Sabrina, com’è cambiato il mondo dell’artigianato dalla nascita di Borgo Solaio?
«Borgo Solaio è nato nel 2016, quasi per caso, lavorando sul recupero di stoffe e altri materiali. Quando ho iniziato, se avessi voluto fare un campionario, nessuno mi avrebbe aiutato perché viaggiava tutto su grandi numeri. Oggi invece la mentalità è cambiata e anche chi ha un’azienda che fa grandi numeri riesce a servire un piccolo laboratorio come il mio. Una grandissima trasformazione. Allo stesso tempo una realtà piccola come la mia, con una progettualità da “pezzo unico” può mettersi a disposizione dei terzisti per poter dare un contributo e visione diversa. Credo sia bello e importante che ci sia questo dialogo».
Com’è nato Borgo Solaio?
«Ho iniziato a fare borse attingendo dal patrimonio del saper fare delle nonne, della mamma, delle zie. Il mio progetto trae ispirazione dalla Toscana, dall’artigianato di eccellenza che negli anni ’50 ha dato vita all’alta moda fiorentina. E lo fa attraverso la ricerca e l’abbinamento di materiali di recupero con tessuti unici e pregiati: in questi giorni mi hanno regalato un damasco del 1600 su cui inizierò a lavorare a breve. Col passare del tempo ho visto crescere nelle persone la sensibilità verso l’idea di dare nuova vita agli indumenti di un tempo: anche nel settore del lusso il vintage è diventato centrale».

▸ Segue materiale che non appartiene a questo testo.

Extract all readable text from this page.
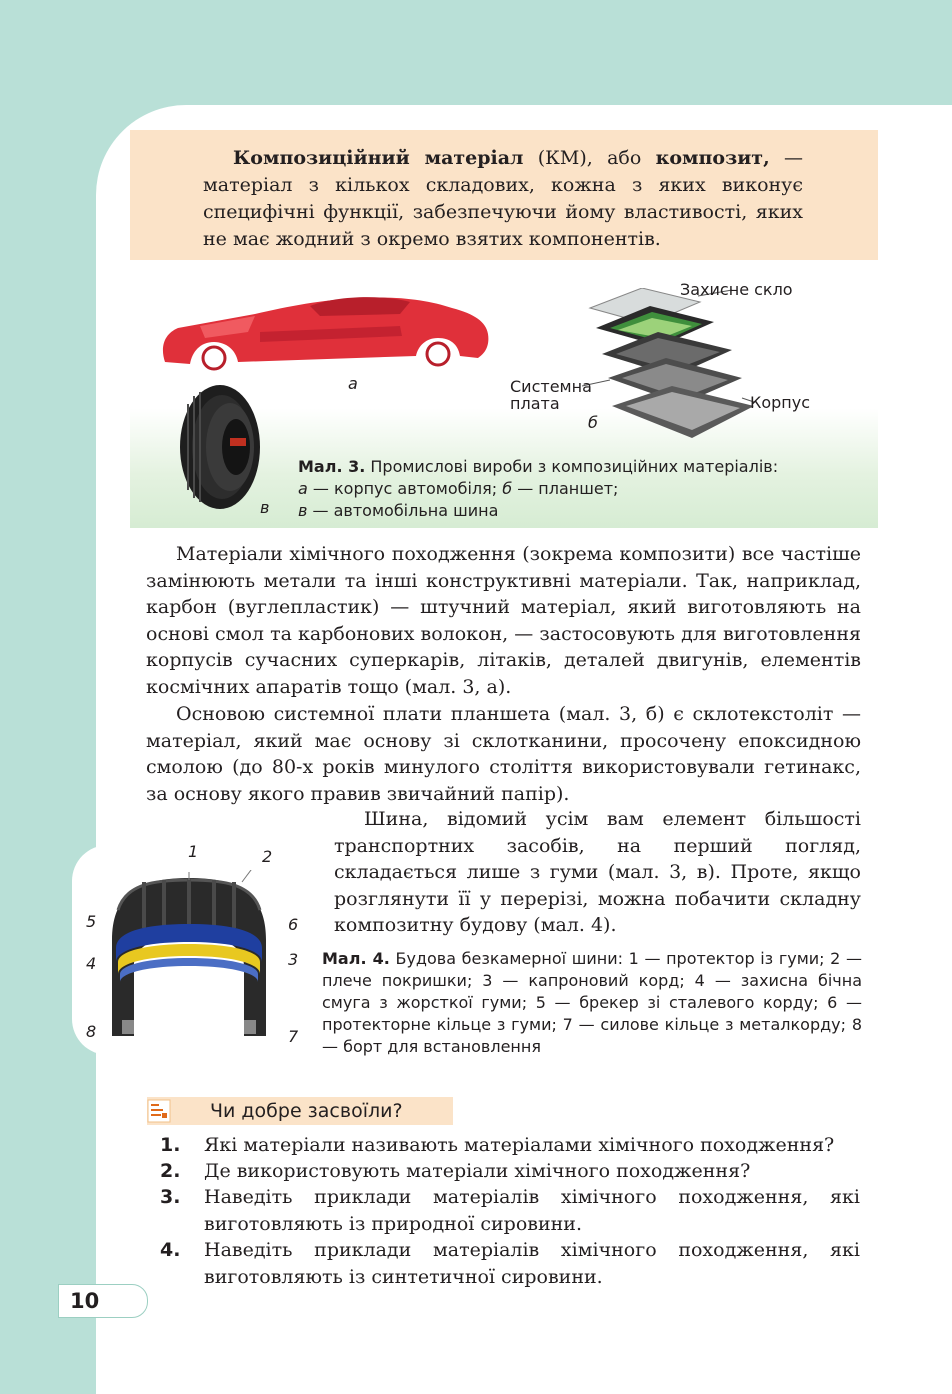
Композиційний матеріал (КМ), або композит, — матеріал з кількох складових, кожна з яких виконує специфічні функції, забезпечуючи йому властивості, яких не має жодний з окремо взятих компонентів.
а
в
Захисне скло
Системна
плата	Корпус
б
Мал. 3. Промислові вироби з композиційних матеріалів:
а — корпус автомобіля; б — планшет;
в — автомобільна шина
Матеріали хімічного походження (зокрема композити) все частіше замінюють метали та інші конструктивні матеріали. Так, наприклад, карбон (вуглепластик) — штучний матеріал, який виготовляють на основі смол та карбонових волокон, — застосовують для виготовлення корпусів сучасних суперкарів, літаків, деталей двигунів, елементів космічних апаратів тощо (мал. 3, а).
Основою системної плати планшета (мал. 3, б) є склотекстоліт — матеріал, який має основу зі склотканини, просочену епоксидною смолою (до 80-х років минулого століття використовували гетинакс, за основу якого правив звичайний папір).
1	2
3
4
5	6
7
8
Шина, відомий усім вам елемент більшості транспортних засобів, на перший погляд, складається лише з гуми (мал. 3, в). Проте, якщо розглянути її у перерізі, можна побачити складну композитну будову (мал. 4).
Мал. 4. Будова безкамерної шини: 1 — протектор із гуми; 2 — плече покришки; 3 — капроновий корд; 4 — захисна бічна смуга з жорсткої гуми; 5 — брекер зі сталевого корду; 6 — протекторне кільце з гуми; 7 — силове кільце з металкорду; 8 — борт для встановлення
Чи добре засвоїли?
1. Які матеріали називають матеріалами хімічного походження?
2. Де використовують матеріали хімічного походження?
3. Наведіть приклади матеріалів хімічного походження, які виготовляють із природної сировини.
4. Наведіть приклади матеріалів хімічного походження, які виготовляють із синтетичної сировини.
10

Cosa ti aspetti dal futuro, sia per te che per il mondo artigiano?
«Intanto mi aspetto di rimanere operativa! E poi aprire altre collaborazioni magari con orafi, tessitrici: creare connessioni. La stessa cosa che cerco di fare anche a livello politico con Cna: creare sinergie e scambi tra artigiani. Credo che solo così si possa salvare il made in Italy. Per Cna curo “Alfabeto artigiano”, una mostra annuale che rappresenta un dialogo tra arte, design e artigianato: si creano legami interessantissimi che coinvolgono anche le scuole del territorio. L’obiettivo è cercare di mostrare ai ragazzi che le strade per fare questo mestiere esistono e che quello che stanno studiando si può trasformare in opportunità».
Quali sono secondo te le basi su cui poggia l’artigianato del futuro?
«Si parte dalla cultura, dall’amore per il fatto a mano e per il “fatto bene”. Ma la figura dell’artigiano in bottega oggi dev’essere necessariamente completata da una preparazione maggiore; sia dal punto di vista delle tecnologie che sul piano del marketing e della comunicazione. Oggi è impossibile essere sul mercato e non avere una pagina social e se non puoi rivolgerti a un social media manager devi saperti districare in questo mondo. E su questi aspetti gli artigiani del futuro, nativi digitali, sono avvantaggiati».
È giusto sporcarsi le mani ma bisogna anche rimanere connessi al presente…
«Secondo me la mia generazione di artigiani, quella attiva ora, ha una grande responsabilità: è doveroso che sappia comunicare con nuovi mezzi, unico modo per trasmettere alle nuove generazioni il saper fare. Devi saper parlare la loro lingua, muoverti sui loro canali, che sono internet e i social media. Non possiamo arrenderci all’idea che siamo gli ultimi: l’artigianato deve andare avanti».